Which, coincidentally, happens to be 5 years ago this Friday.

A little back story.  When we were planning our wedding ceremony we wanted to do something that was a little more unique than the typical blending of the sands or the unity candle (I am not dogging on these BTW, they just weren’t for us). My husband and I opted to do a Wine Box Ceremony (which you can read more about here).  The gist is this: on the eve of your nuptials you write a letter to your spouse telling them all the reasons you love them and appreciate them and then seal it in an envelope.  Then during the ceremony you seal your favorite bottle of wine inside the box along with the two letters.  My dad, who married us, told an amazing anecdote about my grandparents generation- “The Fix It Generation” (when something breaks, they fixed it, they didn’t discard it and buy another) and then explained in the ceremony that if, over the next few years, our marriage seemed to be breaking, or we ended up in a fight so large we were considering the prospect of discarding the union, we were supposed to break open the box, share the bottle of wine, and read the letters we wrote one another and remember why we married one another, why we fell in love, what we value about the other person.  In short, if we felt like we were breaking we are to remember to fix it!

On the happier side, if we made it to five years without a fight of that magnitude, we were to celebrate by drinking the wine and reading the letters and then put in a new bottle and replace with new letters along with the first ones.

So- we are at FIVE YEARS and I am proud to say that our box is still sealed and its contents happily stowed inside.
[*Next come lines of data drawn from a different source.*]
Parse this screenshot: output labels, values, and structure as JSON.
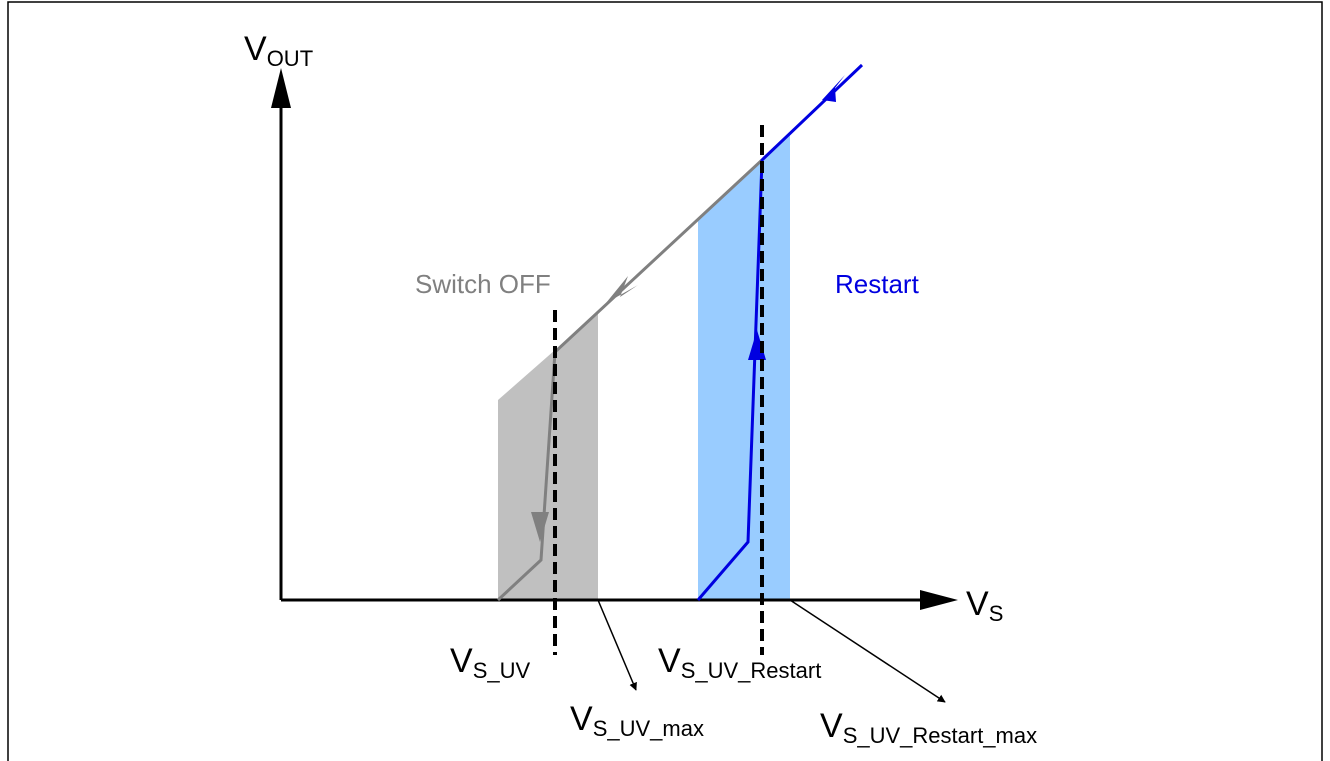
{
  "axes": {
    "y": {
      "main": "V",
      "sub": "OUT"
    },
    "x": {
      "main": "V",
      "sub": "S"
    }
  },
  "regions": {
    "switch_off": "Switch OFF",
    "restart": "Restart"
  },
  "thresholds": [
    {
      "main": "V",
      "sub": "S_UV"
    },
    {
      "main": "V",
      "sub": "S_UV_max"
    },
    {
      "main": "V",
      "sub": "S_UV_Restart"
    },
    {
      "main": "V",
      "sub": "S_UV_Restart_max"
    }
  ]
}
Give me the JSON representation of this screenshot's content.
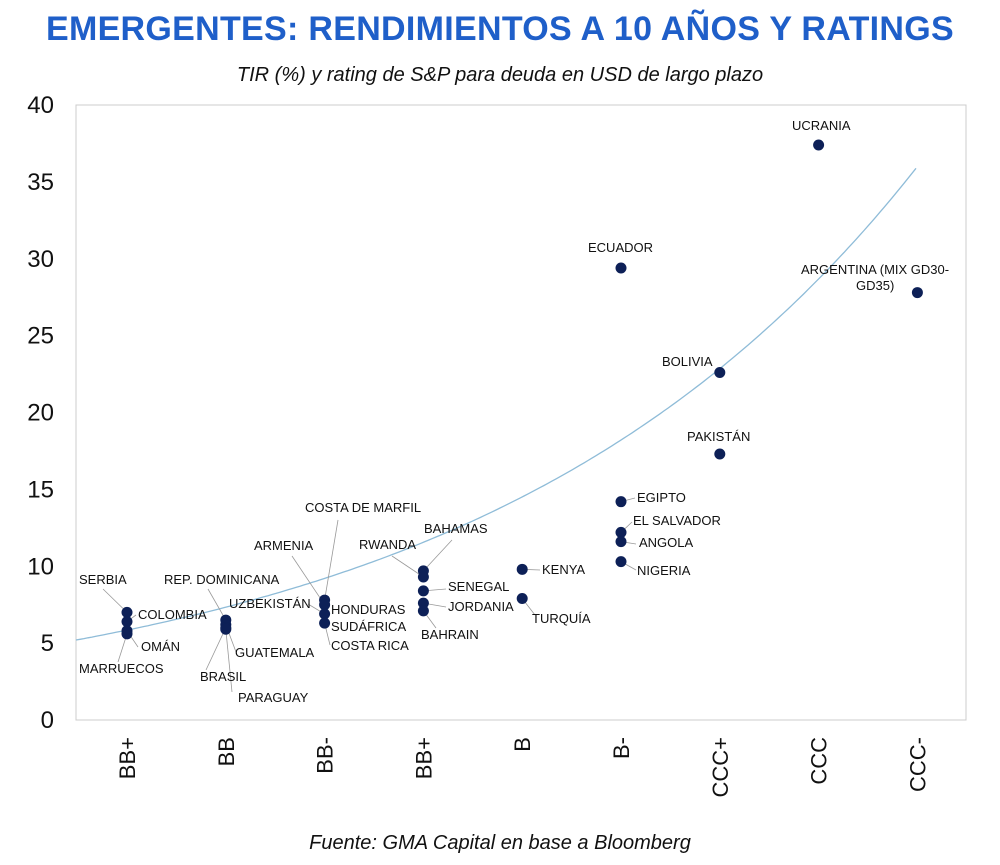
{
  "header": {
    "title": "EMERGENTES: RENDIMIENTOS A 10 AÑOS Y RATINGS",
    "subtitle": "TIR (%) y rating de S&P para deuda en USD de largo plazo"
  },
  "footer": {
    "source": "Fuente: GMA Capital en base a Bloomberg"
  },
  "colors": {
    "title": "#1f5fc9",
    "points": "#0d2057",
    "trend": "#8fbcd8",
    "leader": "#999999",
    "frame": "#cccccc"
  },
  "chart_data": {
    "type": "scatter",
    "title": "EMERGENTES: RENDIMIENTOS A 10 AÑOS Y RATINGS",
    "subtitle": "TIR (%) y rating de S&P para deuda en USD de largo plazo",
    "xlabel": "",
    "ylabel": "",
    "categories": [
      "BB+",
      "BB",
      "BB-",
      "BB+",
      "B",
      "B-",
      "CCC+",
      "CCC",
      "CCC-"
    ],
    "ylim": [
      0,
      40
    ],
    "yticks": [
      "0",
      "5",
      "10",
      "15",
      "20",
      "25",
      "30",
      "35",
      "40"
    ],
    "grid": false,
    "legend": "none",
    "points": [
      {
        "category_index": 0,
        "y": 7.0
      },
      {
        "category_index": 0,
        "y": 6.4
      },
      {
        "category_index": 0,
        "y": 5.8
      },
      {
        "category_index": 0,
        "y": 5.6
      },
      {
        "category_index": 1,
        "y": 6.5
      },
      {
        "category_index": 1,
        "y": 6.2
      },
      {
        "category_index": 1,
        "y": 6.0
      },
      {
        "category_index": 1,
        "y": 5.9
      },
      {
        "category_index": 2,
        "y": 7.8
      },
      {
        "category_index": 2,
        "y": 7.5
      },
      {
        "category_index": 2,
        "y": 6.9
      },
      {
        "category_index": 2,
        "y": 6.3
      },
      {
        "category_index": 3,
        "y": 9.7
      },
      {
        "category_index": 3,
        "y": 9.3
      },
      {
        "category_index": 3,
        "y": 8.4
      },
      {
        "category_index": 3,
        "y": 7.6
      },
      {
        "category_index": 3,
        "y": 7.1
      },
      {
        "category_index": 4,
        "y": 9.8
      },
      {
        "category_index": 4,
        "y": 7.9
      },
      {
        "category_index": 5,
        "y": 29.4
      },
      {
        "category_index": 5,
        "y": 14.2
      },
      {
        "category_index": 5,
        "y": 12.2
      },
      {
        "category_index": 5,
        "y": 11.6
      },
      {
        "category_index": 5,
        "y": 10.3
      },
      {
        "category_index": 6,
        "y": 22.6
      },
      {
        "category_index": 6,
        "y": 17.3
      },
      {
        "category_index": 7,
        "y": 37.4
      },
      {
        "category_index": 8,
        "y": 27.8
      }
    ],
    "annotations": [
      {
        "text": "SERBIA",
        "point": 0
      },
      {
        "text": "COLOMBIA",
        "point": 1
      },
      {
        "text": "OMÁN",
        "point": 2
      },
      {
        "text": "MARRUECOS",
        "point": 3
      },
      {
        "text": "REP. DOMINICANA",
        "point": 4
      },
      {
        "text": "GUATEMALA",
        "point": 5
      },
      {
        "text": "BRASIL",
        "point": 6
      },
      {
        "text": "PARAGUAY",
        "point": 7
      },
      {
        "text": "ARMENIA",
        "point": 9
      },
      {
        "text": "UZBEKISTÁN",
        "point": 10
      },
      {
        "text": "COSTA DE MARFIL",
        "point": 8
      },
      {
        "text": "HONDURAS",
        "point": 10
      },
      {
        "text": "SUDÁFRICA",
        "point": 11
      },
      {
        "text": "COSTA RICA",
        "point": 11
      },
      {
        "text": "RWANDA",
        "point": 13
      },
      {
        "text": "BAHAMAS",
        "point": 12
      },
      {
        "text": "SENEGAL",
        "point": 14
      },
      {
        "text": "JORDANIA",
        "point": 15
      },
      {
        "text": "BAHRAIN",
        "point": 16
      },
      {
        "text": "KENYA",
        "point": 17
      },
      {
        "text": "TURQUÍA",
        "point": 18
      },
      {
        "text": "ECUADOR",
        "point": 19
      },
      {
        "text": "EGIPTO",
        "point": 20
      },
      {
        "text": "EL SALVADOR",
        "point": 21
      },
      {
        "text": "ANGOLA",
        "point": 22
      },
      {
        "text": "NIGERIA",
        "point": 23
      },
      {
        "text": "BOLIVIA",
        "point": 24
      },
      {
        "text": "PAKISTÁN",
        "point": 25
      },
      {
        "text": "UCRANIA",
        "point": 26
      },
      {
        "text": "ARGENTINA (MIX GD30-",
        "point": 27
      },
      {
        "text": "GD35)",
        "point": 27
      }
    ],
    "trendline": {
      "type": "exponential",
      "start": 5.2,
      "end": 36.0
    }
  }
}
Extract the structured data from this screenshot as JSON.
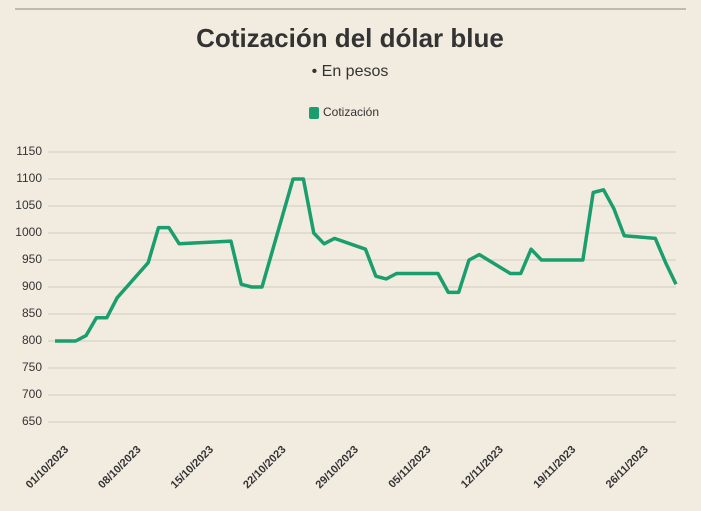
{
  "chart_data": {
    "type": "line",
    "title": "Cotización del dólar blue",
    "subtitle": "• En pesos",
    "x": [
      "01/10/2023",
      "03/10/2023",
      "04/10/2023",
      "05/10/2023",
      "06/10/2023",
      "07/10/2023",
      "10/10/2023",
      "11/10/2023",
      "12/10/2023",
      "13/10/2023",
      "18/10/2023",
      "19/10/2023",
      "20/10/2023",
      "21/10/2023",
      "24/10/2023",
      "25/10/2023",
      "26/10/2023",
      "27/10/2023",
      "28/10/2023",
      "31/10/2023",
      "01/11/2023",
      "02/11/2023",
      "03/11/2023",
      "07/11/2023",
      "08/11/2023",
      "09/11/2023",
      "10/11/2023",
      "11/11/2023",
      "14/11/2023",
      "15/11/2023",
      "16/11/2023",
      "17/11/2023",
      "21/11/2023",
      "22/11/2023",
      "23/11/2023",
      "24/11/2023",
      "25/11/2023",
      "28/11/2023",
      "29/11/2023",
      "30/11/2023"
    ],
    "series": [
      {
        "name": "Cotización",
        "color": "#1a9e6e",
        "values": [
          800,
          800,
          810,
          843,
          843,
          880,
          945,
          1010,
          1010,
          980,
          985,
          905,
          900,
          900,
          1100,
          1100,
          1000,
          980,
          990,
          970,
          920,
          915,
          925,
          925,
          890,
          890,
          950,
          960,
          925,
          925,
          970,
          950,
          950,
          1075,
          1080,
          1045,
          995,
          990,
          945,
          905
        ]
      }
    ],
    "xlim": [
      "01/10/2023",
      "30/11/2023"
    ],
    "xticks": [
      "01/10/2023",
      "08/10/2023",
      "15/10/2023",
      "22/10/2023",
      "29/10/2023",
      "05/11/2023",
      "12/11/2023",
      "19/11/2023",
      "26/11/2023"
    ],
    "ylim": [
      650,
      1150
    ],
    "yticks": [
      650,
      700,
      750,
      800,
      850,
      900,
      950,
      1000,
      1050,
      1100,
      1150
    ],
    "grid": true
  }
}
The sad thing though, is that we have been looking forward to this anniversary for… well… five years.  We were super excited to break that puppy open, drink our wine and read our love notes now with greater perspective…  BUT I CAN”T DRINK. (Insert all the teary emoji’s ever)

And, as if that weren’t bad enough by itself… the clinic does not want me having an orgasm until after the fetal heartbeat is detected.  Do you know what that means?  Here, let me clarify… not only do I not get to drink the wine I have been so looking forward to but I don’t even get to have sex with my husband on this milestone anniversary!!!  Que the tears:

Now, I totally understand that what I am doing is worth it.  And I am so so so happy to be doing this for these IP’s, I think the world of them and I am so happy to be on this journey with them (as is my husband!). But allow me to be whiny for a second, please.  I mean, you see what I mean.  Right?!?

But, again, focusing on this negative stuff doesn’t do me any good at all, so now that it is off my chest, lets focus on the positive (literally) for a minute:

8dpt round 2

Lets hope that this strong line means that I will have a good BETA number and things will work out this go round!  We’ve been on this merry-go-round before though and it didn’t quite work out the way we had hoped, so cross some fingers, toes, what have you for us, will ya?

I will update later today with the actual BETA numbers (mostly for historical purposes but also for the people that might care about all that jazz).

PS- for those of you that are allowed to drink and have sex, please consider making a donation to your body of both of those in strong quantities on my behalf, please. Okay?  Great.  Thanks.